Taką informację ujawnił w wywiadzie dla izraelskiej agencji prasowej AJN były ambasador Izraela w Argentynie Icchak Awiran.

18 lipca 1994 r. zamachowiec samobójca zdetonował 275 kg materiałów wybuchowych ukrytych w renault trafic zaparkowanym przed budynkiem stowarzyszenia izraelsko-argentyńskiego w Buenos Aires. W wyniku eksplozji zginęło 85 osób, a kilkaset zostało rannych. Był to największy zamach terrorystyczny w historii Argentyny.

Pierwsze śledztwo w sprawie zamachu zakończyło się fiaskiem. Argentyńska policja nie ustaliła sprawców, a kilka zatrzymanych osób zostało uniewinnionych. Prokurator prowadzący sprawę został zdymisjonowany, a ówczesny kard. Jorge Mario Bergoglio, przyszły papież Franciszek, stanął na czele ruchu społecznego domagającego się sprawiedliwego osądzenia winnych ataku.

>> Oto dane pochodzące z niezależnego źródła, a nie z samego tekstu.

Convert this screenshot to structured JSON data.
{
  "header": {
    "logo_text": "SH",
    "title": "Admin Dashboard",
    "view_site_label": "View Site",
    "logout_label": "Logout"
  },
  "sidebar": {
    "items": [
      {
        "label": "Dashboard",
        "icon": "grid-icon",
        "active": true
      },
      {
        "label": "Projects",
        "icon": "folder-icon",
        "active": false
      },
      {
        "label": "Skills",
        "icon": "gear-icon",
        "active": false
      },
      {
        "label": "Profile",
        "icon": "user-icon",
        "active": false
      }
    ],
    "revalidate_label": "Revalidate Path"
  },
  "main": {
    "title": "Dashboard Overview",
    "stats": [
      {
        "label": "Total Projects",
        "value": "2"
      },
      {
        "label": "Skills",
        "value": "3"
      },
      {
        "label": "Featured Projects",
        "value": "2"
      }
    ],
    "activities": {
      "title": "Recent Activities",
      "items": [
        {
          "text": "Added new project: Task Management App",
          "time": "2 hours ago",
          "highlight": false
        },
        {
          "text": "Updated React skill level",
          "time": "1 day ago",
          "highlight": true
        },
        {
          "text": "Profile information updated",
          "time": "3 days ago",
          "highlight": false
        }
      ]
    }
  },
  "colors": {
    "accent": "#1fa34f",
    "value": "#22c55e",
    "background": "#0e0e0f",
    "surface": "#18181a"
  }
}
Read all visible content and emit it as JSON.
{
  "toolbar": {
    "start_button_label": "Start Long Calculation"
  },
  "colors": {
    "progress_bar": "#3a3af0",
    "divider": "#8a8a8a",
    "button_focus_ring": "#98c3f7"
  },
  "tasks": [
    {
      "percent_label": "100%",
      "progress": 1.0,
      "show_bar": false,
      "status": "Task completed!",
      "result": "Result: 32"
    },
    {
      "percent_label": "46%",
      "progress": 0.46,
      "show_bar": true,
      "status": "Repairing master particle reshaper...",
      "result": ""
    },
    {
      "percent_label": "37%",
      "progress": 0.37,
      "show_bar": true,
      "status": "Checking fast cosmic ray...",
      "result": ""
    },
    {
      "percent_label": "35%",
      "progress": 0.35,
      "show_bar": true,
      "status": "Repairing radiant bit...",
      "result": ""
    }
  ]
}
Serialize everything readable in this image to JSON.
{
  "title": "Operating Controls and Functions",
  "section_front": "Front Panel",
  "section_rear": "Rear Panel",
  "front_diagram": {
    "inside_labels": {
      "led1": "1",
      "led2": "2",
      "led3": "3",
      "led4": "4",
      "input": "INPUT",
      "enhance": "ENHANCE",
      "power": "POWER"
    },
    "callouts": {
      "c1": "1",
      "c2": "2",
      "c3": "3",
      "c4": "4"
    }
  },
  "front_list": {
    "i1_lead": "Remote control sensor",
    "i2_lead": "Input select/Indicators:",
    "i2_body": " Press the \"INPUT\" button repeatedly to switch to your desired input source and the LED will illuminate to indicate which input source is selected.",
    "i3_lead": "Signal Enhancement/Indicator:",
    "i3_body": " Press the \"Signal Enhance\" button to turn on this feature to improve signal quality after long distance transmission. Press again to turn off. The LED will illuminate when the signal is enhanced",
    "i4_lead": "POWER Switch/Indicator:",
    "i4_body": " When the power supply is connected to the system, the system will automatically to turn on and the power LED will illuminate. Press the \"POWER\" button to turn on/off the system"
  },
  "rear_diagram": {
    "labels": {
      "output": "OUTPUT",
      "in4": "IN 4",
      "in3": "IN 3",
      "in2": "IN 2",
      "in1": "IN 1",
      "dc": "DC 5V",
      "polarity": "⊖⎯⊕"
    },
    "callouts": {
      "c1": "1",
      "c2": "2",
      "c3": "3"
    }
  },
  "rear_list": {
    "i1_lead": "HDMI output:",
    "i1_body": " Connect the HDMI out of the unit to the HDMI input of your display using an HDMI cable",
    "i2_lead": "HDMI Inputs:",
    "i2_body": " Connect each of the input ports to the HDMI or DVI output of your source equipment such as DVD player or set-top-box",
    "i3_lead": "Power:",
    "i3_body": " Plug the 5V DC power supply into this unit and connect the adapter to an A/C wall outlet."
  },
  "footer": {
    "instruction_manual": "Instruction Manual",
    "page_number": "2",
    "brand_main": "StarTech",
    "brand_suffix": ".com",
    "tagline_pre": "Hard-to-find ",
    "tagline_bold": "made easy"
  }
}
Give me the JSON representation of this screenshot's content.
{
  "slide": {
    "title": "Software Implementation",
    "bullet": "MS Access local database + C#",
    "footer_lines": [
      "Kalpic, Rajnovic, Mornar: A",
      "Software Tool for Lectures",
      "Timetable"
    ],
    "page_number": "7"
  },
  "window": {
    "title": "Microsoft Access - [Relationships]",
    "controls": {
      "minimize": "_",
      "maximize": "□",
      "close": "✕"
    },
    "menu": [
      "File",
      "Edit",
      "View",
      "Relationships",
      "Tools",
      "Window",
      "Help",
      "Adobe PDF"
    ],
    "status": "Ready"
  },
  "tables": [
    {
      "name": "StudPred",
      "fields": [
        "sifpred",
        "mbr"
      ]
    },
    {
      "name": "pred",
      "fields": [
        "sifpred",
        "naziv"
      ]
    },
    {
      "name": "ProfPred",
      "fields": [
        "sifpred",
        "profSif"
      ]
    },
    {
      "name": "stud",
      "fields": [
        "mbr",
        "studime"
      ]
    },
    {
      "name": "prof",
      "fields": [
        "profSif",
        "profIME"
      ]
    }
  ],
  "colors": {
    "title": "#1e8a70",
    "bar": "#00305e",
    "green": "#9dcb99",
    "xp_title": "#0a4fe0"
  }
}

Rok później nowy prokurator oficjalnie oskarżył rząd Iranu i Hezbollah o przygotowanie i przeprowadzenie zamachu. Argentyńczycy wskazali sześciu obywateli Iranu, którzy przygotowali zamach. Wśród nich znalazł się m.in. Ahmad Vahidi, który w 2009 r. został ministrem obrony Iranu. Vahidi znajdował się wówczas na liście Interpolu poszukiwanych terrorystów.

Według amb. Awirana Izrael ustalił nie tylko grupę decydentów, ale także wykonawców zamachu. - Większości z nich nie ma już z nami, i to myśmy ich usunęli - twierdzi Awiran.